11. Other US State Privacy Rights
In addition to California, residents of Virginia (VCDPA), Colorado (CPA), Connecticut (CTDPA), Utah (UCPA), and other states with comprehensive privacy laws may have similar rights to access, delete, and correct their personal data, as well as to opt out of the sale of personal information and targeted advertising.
As noted above, we do not sell personal information or use it for targeted advertising. To exercise any rights under your state privacy law, please contact us at hello@getpartyparrot.com.
12. Changes to This Policy
We may update this Privacy Policy from time to time to reflect changes in our practices, technology, legal requirements, or other factors. If we make material changes, we will notify you by email and/or by posting a prominent notice on the Service prior to the changes taking effect. The "Last updated" date at the top of this page indicates when the policy was most recently revised.

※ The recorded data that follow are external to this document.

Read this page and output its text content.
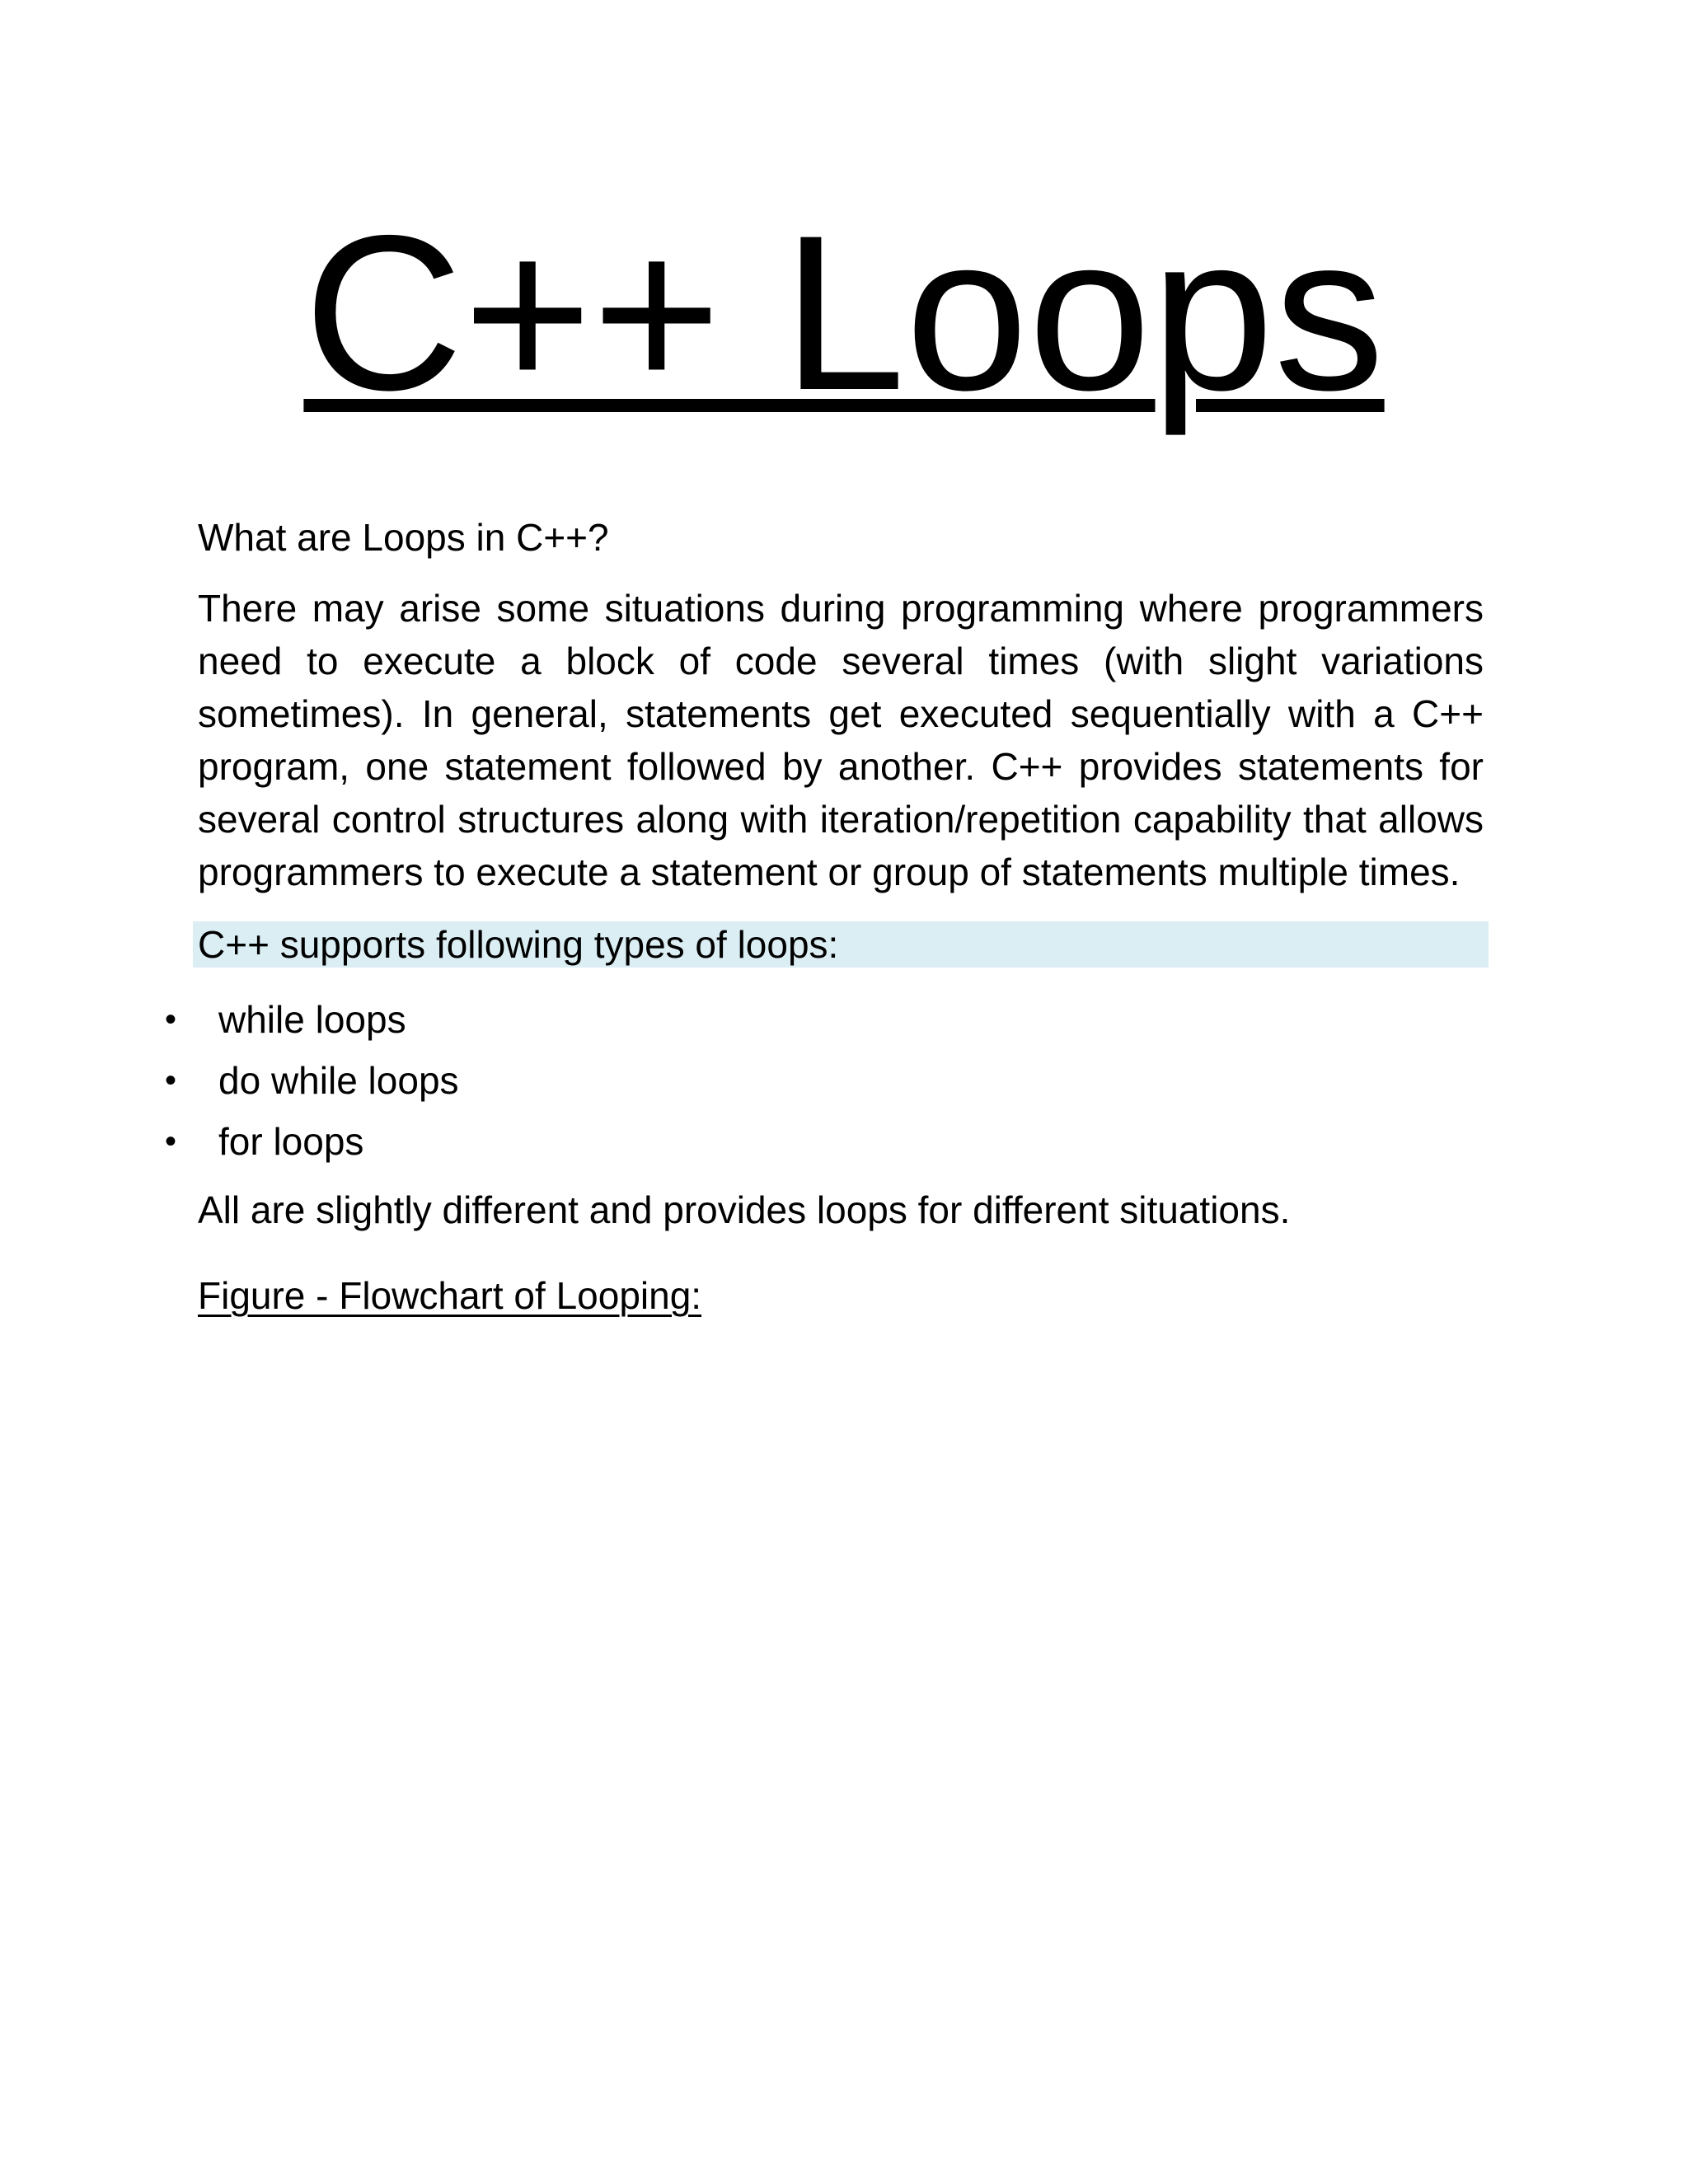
C++ Loops

What are Loops in C++?

There may arise some situations during programming where programmers need to execute a block of code several times (with slight variations sometimes). In general, statements get executed sequentially with a C++ program, one statement followed by another. C++ provides statements for several control structures along with iteration/repetition capability that allows programmers to execute a statement or group of statements multiple times.

C++ supports following types of loops:
•	while loops
•	do while loops
•	for loops

All are slightly different and provides loops for different situations.

Figure - Flowchart of Looping:
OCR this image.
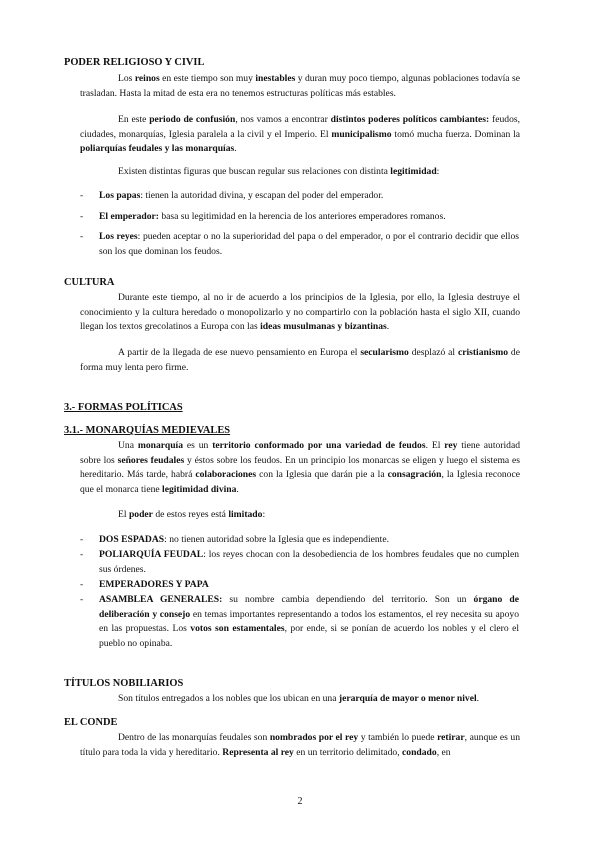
PODER RELIGIOSO Y CIVIL

Los reinos en este tiempo son muy inestables y duran muy poco tiempo, algunas poblaciones todavía se trasladan. Hasta la mitad de esta era no tenemos estructuras políticas más estables.

En este periodo de confusión, nos vamos a encontrar distintos poderes políticos cambiantes: feudos, ciudades, monarquías, Iglesia paralela a la civil y el Imperio. El municipalismo tomó mucha fuerza. Dominan la poliarquías feudales y las monarquías.

Existen distintas figuras que buscan regular sus relaciones con distinta legitimidad:

- Los papas: tienen la autoridad divina, y escapan del poder del emperador.

- El emperador: basa su legitimidad en la herencia de los anteriores emperadores romanos.

- Los reyes: pueden aceptar o no la superioridad del papa o del emperador, o por el contrario decidir que ellos son los que dominan los feudos.

CULTURA

Durante este tiempo, al no ir de acuerdo a los principios de la Iglesia, por ello, la Iglesia destruye el conocimiento y la cultura heredado o monopolizarlo y no compartirlo con la población hasta el siglo XII, cuando llegan los textos grecolatinos a Europa con las ideas musulmanas y bizantinas.

A partir de la llegada de ese nuevo pensamiento en Europa el secularismo desplazó al cristianismo de forma muy lenta pero firme.

3.- FORMAS POLÍTICAS

3.1.- MONARQUÍAS MEDIEVALES

Una monarquía es un territorio conformado por una variedad de feudos. El rey tiene autoridad sobre los señores feudales y éstos sobre los feudos. En un principio los monarcas se eligen y luego el sistema es hereditario. Más tarde, habrá colaboraciones con la Iglesia que darán pie a la consagración, la Iglesia reconoce que el monarca tiene legitimidad divina.

El poder de estos reyes está limitado:

- DOS ESPADAS: no tienen autoridad sobre la Iglesia que es independiente.

- POLIARQUÍA FEUDAL: los reyes chocan con la desobediencia de los hombres feudales que no cumplen sus órdenes.

- EMPERADORES Y PAPA

- ASAMBLEA GENERALES: su nombre cambia dependiendo del territorio. Son un órgano de deliberación y consejo en temas importantes representando a todos los estamentos, el rey necesita su apoyo en las propuestas. Los votos son estamentales, por ende, si se ponían de acuerdo los nobles y el clero el pueblo no opinaba.

TÍTULOS NOBILIARIOS

Son títulos entregados a los nobles que los ubican en una jerarquía de mayor o menor nivel.

EL CONDE

Dentro de las monarquías feudales son nombrados por el rey y también lo puede retirar, aunque es un título para toda la vida y hereditario. Representa al rey en un territorio delimitado, condado, en

2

13. Regulatory Authorities
If you believe your personal information is being handled improperly, you have the right to file a complaint with the appropriate regulatory authority:
- California residents: California Attorney General's Office, P.O. Box 944255, Sacramento, CA 94244-2550 — oag.ca.gov/privacy
- EEA residents: Your local data protection authority. A list is available at edpb.europa.eu
- Swedish residents: Integritetsskyddsmyndigheten (IMY), Box 8114, 104 20 Stockholm — imy.se
14. Contact Us
If you have questions about this Privacy Policy, wish to exercise your privacy rights, or have concerns about how we handle your personal information, please contact us:
Maivor AB
Email: hello@getpartyparrot.com
We aim to respond to all privacy-related inquiries within 30 days. For CCPA requests, we will respond within 45 days as required by law.